CBO Teórica 2 - Prova de Especialidades da Oftalmologia — Prova 2025
Qual dos pacientes abaixo melhor se beneficiaria com a realização da iridotomia periférica a laser?
Ângulo estreito (malha invisível >180°) + goniossinéquias → Iridotomia periférica a laser.
A iridotomia é indicada em pacientes com suspeita de fechamento angular primário (malha trabecular não visível em >180°) que apresentam sinais de risco como goniossinéquias ou PIO elevada.
O manejo do ângulo estreito baseia-se na identificação precoce de olhos em risco de fechamento angular primário. A iridotomia periférica a laser equaliza a pressão entre as câmaras posterior e anterior, eliminando o bloqueio pupilar e permitindo que a íris periférica se afaste do trabeculado. No caso clínico B, a paciente apresenta malha trabecular não visível em >180° e raras goniossinéquias, o que a classifica como portadora de fechamento angular primário, sendo a candidata ideal para o procedimento. É fundamental diferenciar o fechamento angular do glaucoma de ângulo aberto (como o pigmentar ou o pseudofácico com ângulo aberto). Em pacientes pseudofácicos, a lente intraocular geralmente elimina o risco de bloqueio pupilar relativo, tornando a iridotomia desnecessária, a menos que haja uma configuração específica de íris em platô ou bloqueio por restos capsulares, o que não é o padrão.

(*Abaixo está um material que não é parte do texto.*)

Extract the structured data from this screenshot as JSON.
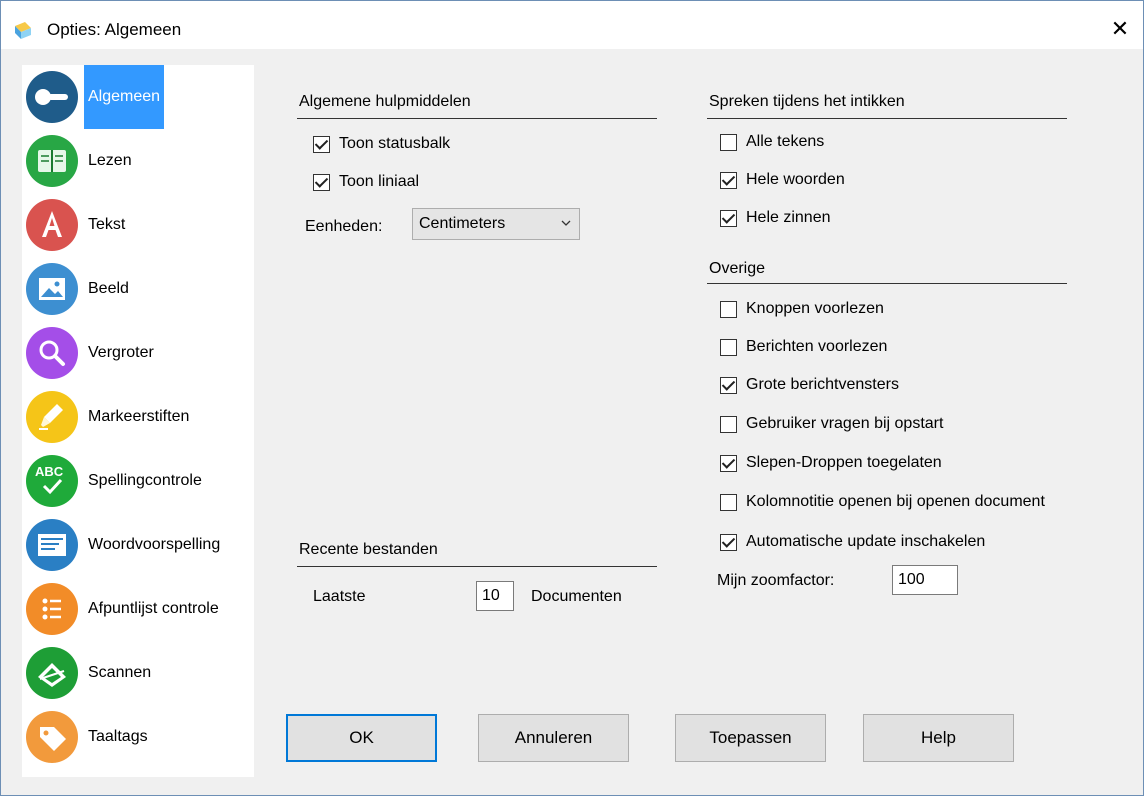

A iridotomia periférica a laser (LPI) é indicada principalmente para o tratamento e prevenção do glaucoma de ângulo fechado causado por bloqueio pupilar. Os critérios incluem pacientes com ângulo estreito (onde a malha trabecular posterior não é visível em pelo menos 180 graus na gonioscopia), presença de goniossinéquias (sinéquias anteriores periféricas), pressão intraocular elevada associada ao estreitamento angular, ou em olhos contralaterais de pacientes que tiveram crise de fechamento angular agudo.
A gonioscopia é o padrão-ouro para avaliar a anatomia do ângulo da câmara anterior. Se a malha trabecular pigmentada não for visível em mais de dois quadrantes (180°) sem manobras de indentação, o paciente é classificado como suspeito de fechamento angular primário. Se houver goniossinéquias ou aumento da PIO, a intervenção com laser torna-se mandatória para prevenir o fechamento angular definitivo e a neuropatia óptica glaucomatosa.
No glaucoma pigmentar (como no caso C da questão), o mecanismo é o contato iridozonular e a dispersão de pigmento em um ângulo que é tipicamente aberto. Embora a iridotomia possa ser discutida em casos selecionados de curvatura posterior da íris (concavidade), ela não é o tratamento de primeira linha para o controle da PIO ou da pigmentação em 'borra de café' no trabeculado, que caracteriza o glaucoma pigmentar clássico.